LendingTree Debt Report – March 2019
- Consumer debt continues to outpace disposable income
- Household wealth declined last quarter, but don’t blame credit cards
- Americans owe more than the $4 trillion originally thought
- Auto sales and loans keep growing because most borrowers can still obtain them
Ratio of consumer debt to disposable income continues to increase, along with interest payments
After a brief respite in mid-2018, the debt-to-income ratio for consumer debt rose once more, reaching 25.41% by the end of 2018. That falls just shy of the all-time high of 25.49% set one year earlier.
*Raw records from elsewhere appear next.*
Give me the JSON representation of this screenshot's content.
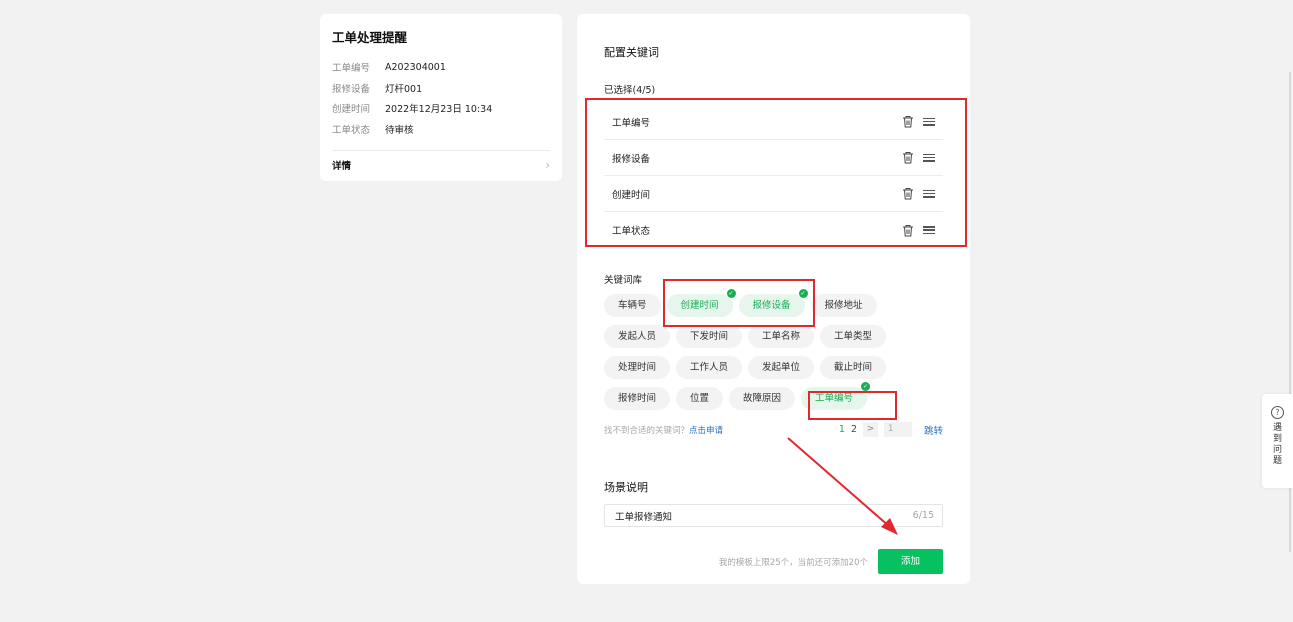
{
  "preview": {
    "title": "工单处理提醒",
    "fields": [
      {
        "key": "工单编号",
        "value": "A202304001"
      },
      {
        "key": "报修设备",
        "value": "灯杆001"
      },
      {
        "key": "创建时间",
        "value": "2022年12月23日 10:34"
      },
      {
        "key": "工单状态",
        "value": "待审核"
      }
    ],
    "detail_label": "详情"
  },
  "config": {
    "title": "配置关键词",
    "selected_label": "已选择(4/5)",
    "selected": [
      "工单编号",
      "报修设备",
      "创建时间",
      "工单状态"
    ],
    "library_label": "关键词库",
    "library": [
      [
        {
          "label": "车辆号",
          "active": false
        },
        {
          "label": "创建时间",
          "active": true
        },
        {
          "label": "报修设备",
          "active": true
        },
        {
          "label": "报修地址",
          "active": false
        }
      ],
      [
        {
          "label": "发起人员",
          "active": false
        },
        {
          "label": "下发时间",
          "active": false
        },
        {
          "label": "工单名称",
          "active": false
        },
        {
          "label": "工单类型",
          "active": false
        }
      ],
      [
        {
          "label": "处理时间",
          "active": false
        },
        {
          "label": "工作人员",
          "active": false
        },
        {
          "label": "发起单位",
          "active": false
        },
        {
          "label": "截止时间",
          "active": false
        }
      ],
      [
        {
          "label": "报修时间",
          "active": false
        },
        {
          "label": "位置",
          "active": false
        },
        {
          "label": "故障原因",
          "active": false
        },
        {
          "label": "工单编号",
          "active": true
        }
      ]
    ],
    "hint_text": "找不到合适的关键词？",
    "apply_link": "点击申请",
    "pager": {
      "page1": "1",
      "page2": "2",
      "next": ">",
      "jump_value": "1",
      "jump_label": "跳转"
    },
    "scene_label": "场景说明",
    "scene_value": "工单报修通知",
    "scene_count": "6/15",
    "limit_text": "我的模板上限25个，当前还可添加20个",
    "add_label": "添加"
  },
  "help": {
    "icon": "?",
    "label": "遇到问题"
  },
  "colors": {
    "accent": "#07c160",
    "annotation": "#e0282e",
    "link": "#2a6ebf"
  }
}
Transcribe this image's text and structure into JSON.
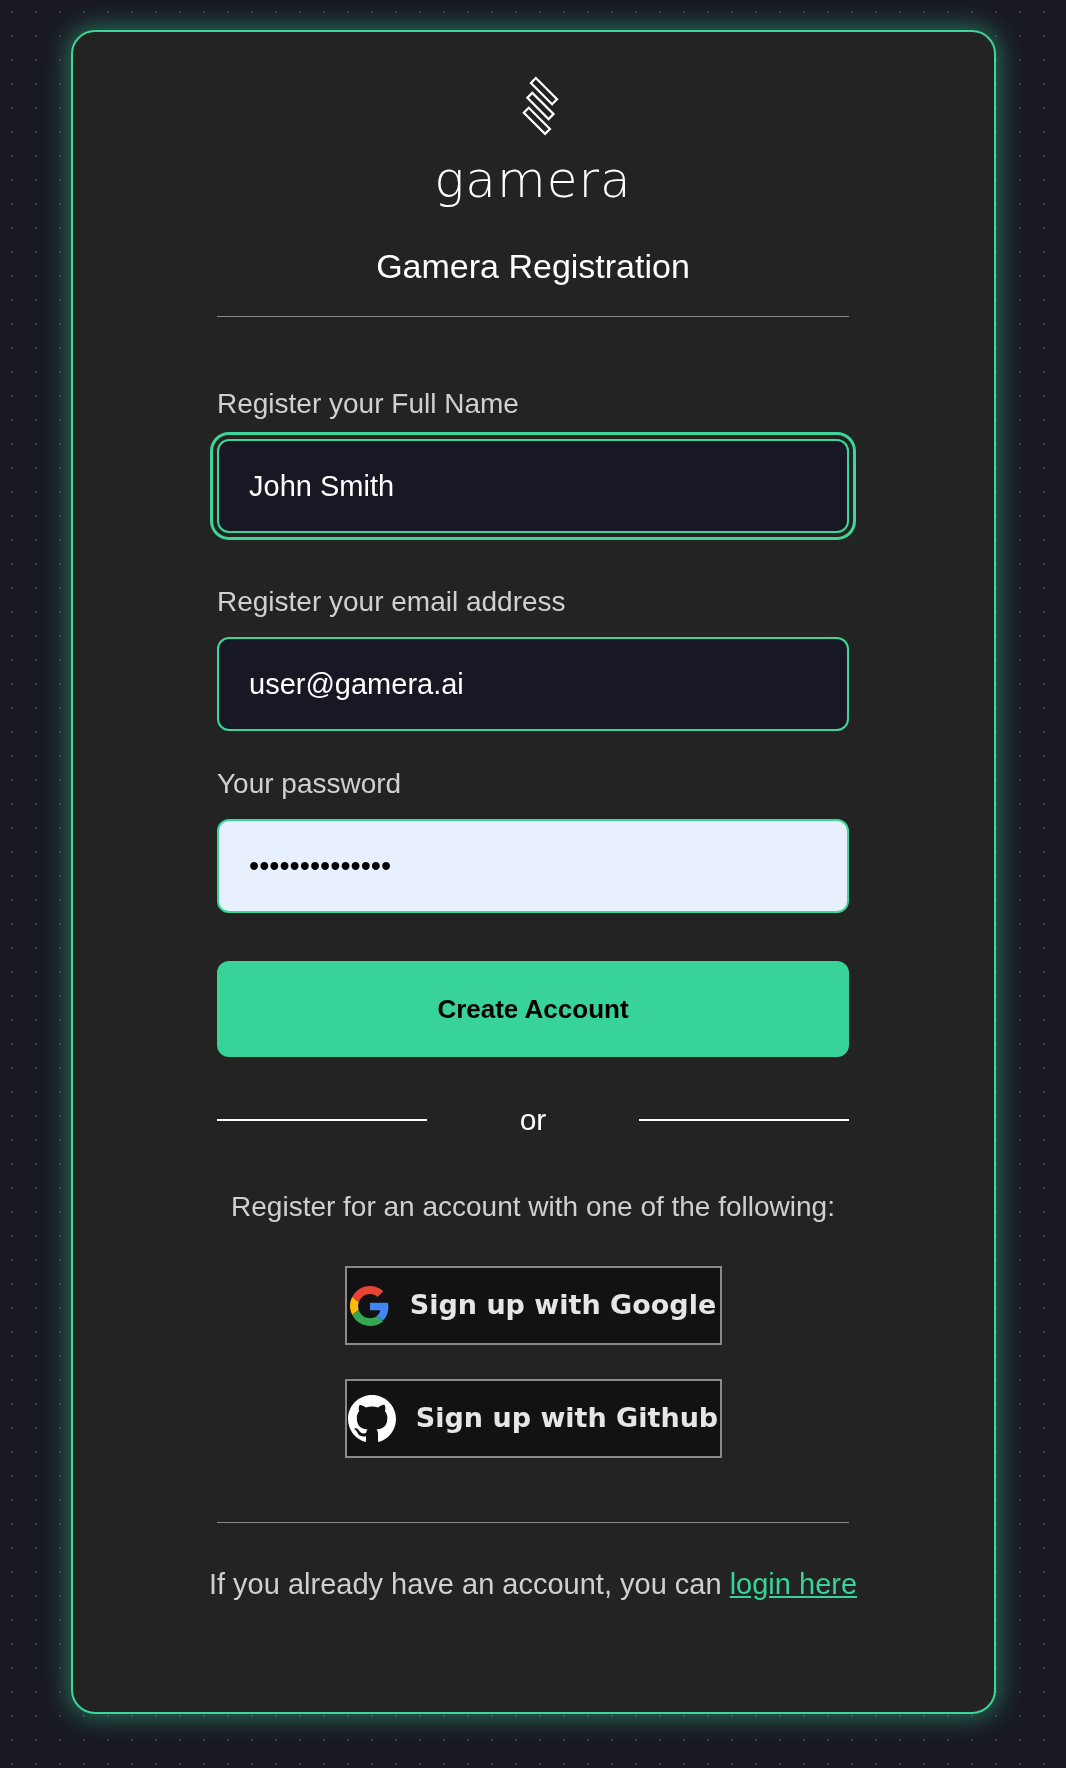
{
  "logo": {
    "wordmark": "gamera"
  },
  "title": "Gamera Registration",
  "fields": [
    {
      "label": "Register your Full Name",
      "value": "John Smith",
      "focused": true,
      "autofilled": false
    },
    {
      "label": "Register your email address",
      "value": "user@gamera.ai",
      "focused": false,
      "autofilled": false
    },
    {
      "label": "Your password",
      "value": "••••••••••••••",
      "focused": false,
      "autofilled": true
    }
  ],
  "submit_button": "Create Account",
  "separator": "or",
  "social_prompt": "Register for an account with one of the following:",
  "social_buttons": [
    {
      "kind": "google",
      "label": "Sign up with Google"
    },
    {
      "kind": "github",
      "label": "Sign up with Github"
    }
  ],
  "footer": {
    "text": "If you already have an account, you can",
    "link": "login here"
  }
}
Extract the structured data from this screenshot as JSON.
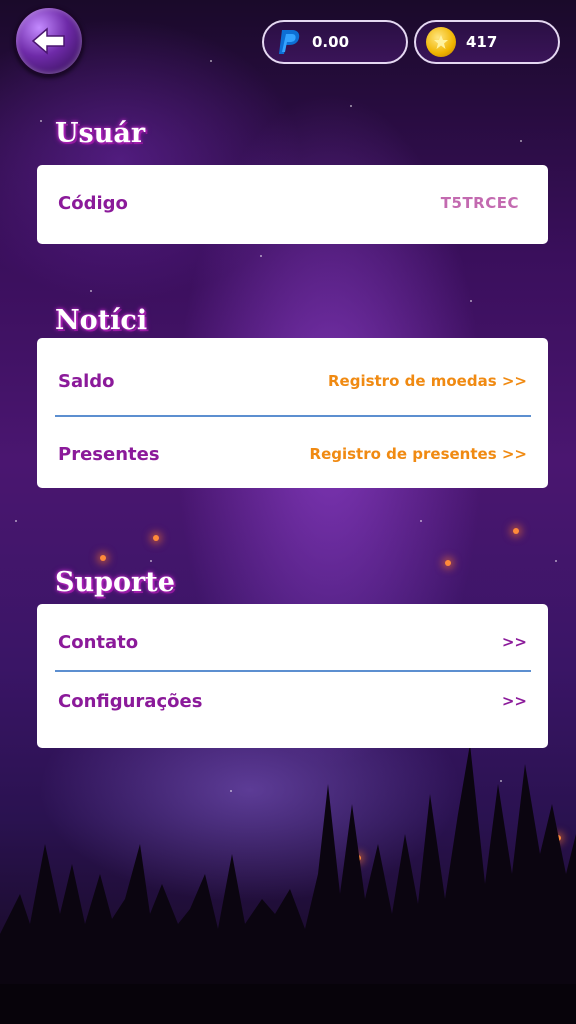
{
  "header": {
    "paypal_balance": "0.00",
    "coin_balance": "417"
  },
  "sections": {
    "user": {
      "title": "Usuár",
      "code_label": "Código",
      "code_value": "T5TRCEC"
    },
    "news": {
      "title": "Notíci",
      "balance_label": "Saldo",
      "balance_link": "Registro de moedas >>",
      "gifts_label": "Presentes",
      "gifts_link": "Registro de presentes >>"
    },
    "support": {
      "title": "Suporte",
      "contact_label": "Contato",
      "contact_arrow": ">>",
      "settings_label": "Configurações",
      "settings_arrow": ">>"
    }
  },
  "colors": {
    "label": "#8b1a9a",
    "link": "#f08a12",
    "divider": "#5c8fd0",
    "title_glow": "#c62fd1"
  }
}
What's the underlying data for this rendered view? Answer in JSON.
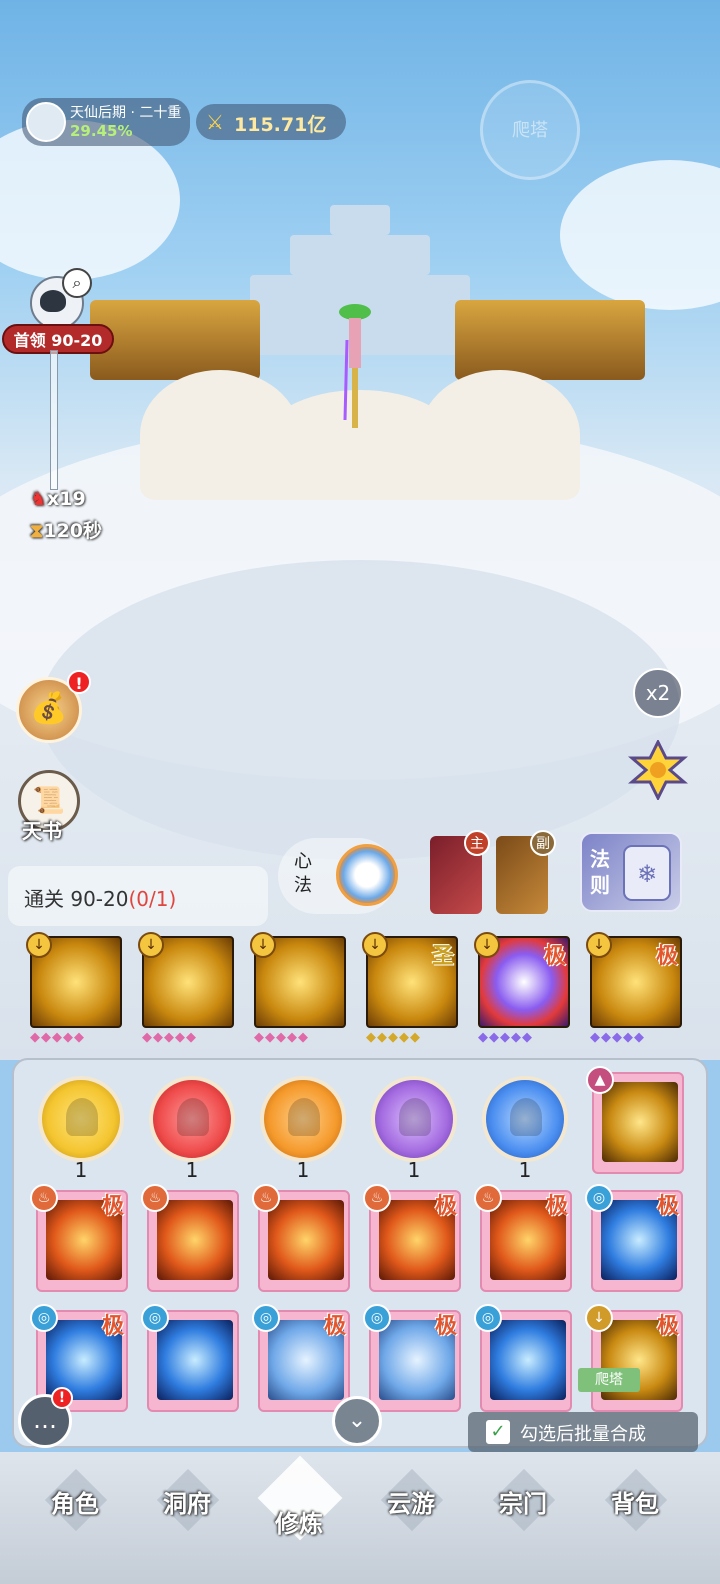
{
  "hud": {
    "realm_name": "天仙后期 · 二十重",
    "realm_progress": "29.45%",
    "power_value": "115.71亿",
    "tower_button": "爬塔"
  },
  "boss": {
    "label": "首领 90-20",
    "multiplier": "x19",
    "timer": "120秒"
  },
  "side": {
    "book_label": "天书",
    "bag_badge": "!",
    "speed_label": "x2"
  },
  "stage": {
    "clear_label": "通关 90-20",
    "clear_progress": "(0/1)"
  },
  "equip": {
    "xinfa_label": "心法",
    "main_tag": "主",
    "sub_tag": "副",
    "rule_label": "法则"
  },
  "skills": [
    {
      "grade": ""
    },
    {
      "grade": ""
    },
    {
      "grade": ""
    },
    {
      "grade": "圣",
      "grade_color": "#c9a020"
    },
    {
      "grade": "极",
      "grade_color": "#e4572e"
    },
    {
      "grade": "极",
      "grade_color": "#e4572e"
    }
  ],
  "orbs": [
    {
      "count": "1",
      "color": "#f4c530"
    },
    {
      "count": "1",
      "color": "#ef4b4b"
    },
    {
      "count": "1",
      "color": "#f59a2c"
    },
    {
      "count": "1",
      "color": "#a46be0"
    },
    {
      "count": "1",
      "color": "#4a8ef0"
    }
  ],
  "cards": {
    "row2": [
      {
        "grade": "极"
      },
      {
        "grade": ""
      },
      {
        "grade": ""
      },
      {
        "grade": "极"
      },
      {
        "grade": "极"
      },
      {
        "grade": "极"
      }
    ],
    "row3": [
      {
        "grade": "极"
      },
      {
        "grade": ""
      },
      {
        "grade": "极"
      },
      {
        "grade": "极"
      },
      {
        "grade": ""
      },
      {
        "grade": "极"
      }
    ]
  },
  "tower_tag": "爬塔",
  "merge_label": "勾选后批量合成",
  "nav": {
    "role": "角色",
    "cave": "洞府",
    "cultivate": "修炼",
    "travel": "云游",
    "sect": "宗门",
    "bag": "背包"
  }
}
As wages and disposable income increase, consumers may be able to keep up with ever rising consumer debt balances. Those wage increases may continue to be necessary, though; interest rates on all types of consumer loans increased last year, making servicing those loans more expensive.
In particular, average credit card and auto loan annual percentage rates (APRs) rose one percentage point over the past year. Student loan and personal loan APR increases were more modest, rising less than one percentage point.
Currently, consumers carrying revolving debt pay more than $113 billion annually in interest on their credit card balances, and are on pace to pay more than $121 billion in 2019.
Household wealth saw a $5 trillion decline last quarter
Losing $5 trillion of wealth may sound disastrous, but that’s what happened to American households last quarter. According to the Federal Reserve, total net worth of U.S. households fell from $108 trillion to $104.3 trillion in the last quarter of 2018. The loss was the biggest quarterly drop since the depths of the great recession of 2008.
But don’t blame holiday spending getting out of hand as the primary reason for this drop in net worth. Consumer debt is only a fraction of the overall household balance sheet picture, and revolving credit card debt is even less of a factor.
The culprit? Financial assets. Households lost $3.7 trillion across stock and retirement portfolios last quarter. Compare that with the $76 billion increase in credit card, student loan and auto loan balances over the same period.
U.S. consumers owe slightly more than the $4 trillion originally thought, after data revisions
One interesting footnote from the most recent consumer credit statistical release: While many releases feature preliminary debt levels that are subsequently revised, most revisions are lower that the preliminary level. This month, however, data was revised upward. As it turns out, consumers racked up $11 billion more on their credit card balances during the end of 2018 than originally thought.
However, there is some good news: Balances fell in January, as they usually do after the holiday spending season. The current balance of $1.03 trillion on credit card and other revolving loans is 3.3% higher than in January 2018 — somewhat below the average annual increase of 4%.
Auto loans see continued growth and record delinquencies
A recent debt statistic jumped the curb last month, when it was reported that more than 7 million auto loan borrowers were seriously delinquent on their car payments, according to recent data from the Federal Reserve Bank of New York. While this is indeed a record high, it’s largely a function of a robust car market and relatively less stringent credit standards, at least when compared with mortgages and many types of credit cards.
So while the absolute number of delinquent auto loans are at an all-time high, the delinquency rate isn’t.
The number of auto sales — and loans — are also at near-record levels. Americans purchased more than 17 million new cars last year.
One way to measure the disparity between auto and mortgage underwriting standards is to look at average credit scores of more risky auto and mortgage borrowers over time. Fifteen years ago, the credit scores of a risky auto loan borrower and a risky mortgage borrower were relatively similar. But after the recession, mortgage lenders tightened lending standards, which largely remain in place today.
The 25th percentile of mortgage borrowers in 2018 had a credit score of 698 — meaning 75% have scores at that level or higher. Compare that with auto loan borrowers: 75% of these borrowers have scores as low as 632.